Though about half of long-term smokers die from smoking-related disease, and 50% of those deaths will come from lung cancer or chronic lung disease, many smokers believe they will be the ones who will escape unharmed; they carry on smoking or they try but fail to quit.

The PMJ article endorses a new model for smoking cessation to help doctors engage smokers more effectively by using what it calls 'motivational tension' - anxiety based on a smoker's perception of harms versus benefits. Health concerns are an important factor in motivating smokers to quit; smoking cessation rates appear to be greatest where smokers have suffered, or been shown to be personally at risk of, life threatening complications from their smoking.

In this setting, risk assessment tools that identify those at greatest risk, such as spirometry (a puff test to measure lung function) and genetic susceptibility testing, appear to help engage smokers and improve their smoking cessation rates. When smokers see their individual risk as a result of lung function or genetic tests, that new personalised information is likely to trigger a quit attempt, and will make that quit attempt more likely to succeed. This is very similar to cholesterol and blood pressure testing in the context of cardiovascular risk assessment and treatment.

According to studies cited in the article, genetic testing for smoking-related disease demonstrated utility for all smokers and found no evidence of fatalism in higher risk people or reduced motivation for those at lower risk levels.

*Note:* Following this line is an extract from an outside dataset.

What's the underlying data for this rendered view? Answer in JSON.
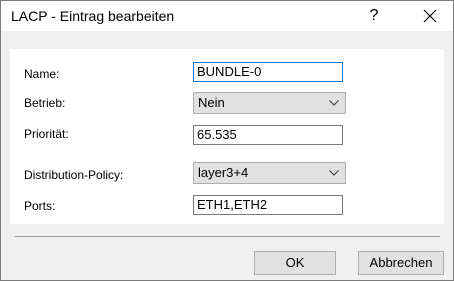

Smokers' attitudes about whether to carry on smoking are based on how they balance the perceived "benefits" against their understanding about the harm it causes, and their individual vulnerability to this harm, according to studies cited in the PMJ article. The "Editor's Choice" paper says even relatively small triggers can change this balance, prompting a quit attempt.

Currently, the smoking quit rate remains discouragingly low. Smokers try to quit on average 12 to 14 times before they succeed, and only about 5% of cold-turkey tries work. Every year about 41% of smokers try to quit but only 10% succeed. Drugs and nicotine replacement help, but still achieve one-year quit rates of only up to 30%.

The paper says recent research shows says smoking cessation 'interventions' by doctors that give both a trigger for action and also provide support such as medication or anti-smoking counselling may be the most effective way to help smokers quit.

A similar approach works for coronary artery disease, where cholesterol testing to personalise an individual's risk helps give doctors a way to encourage patients to make lifestyle changes or take medications. "The recent reduction in coronary artery disease mortality has, in part, been attributed to this approach," the paper says.

For smokers, both spirometry and genetic testing appear to improve quit rates, it says.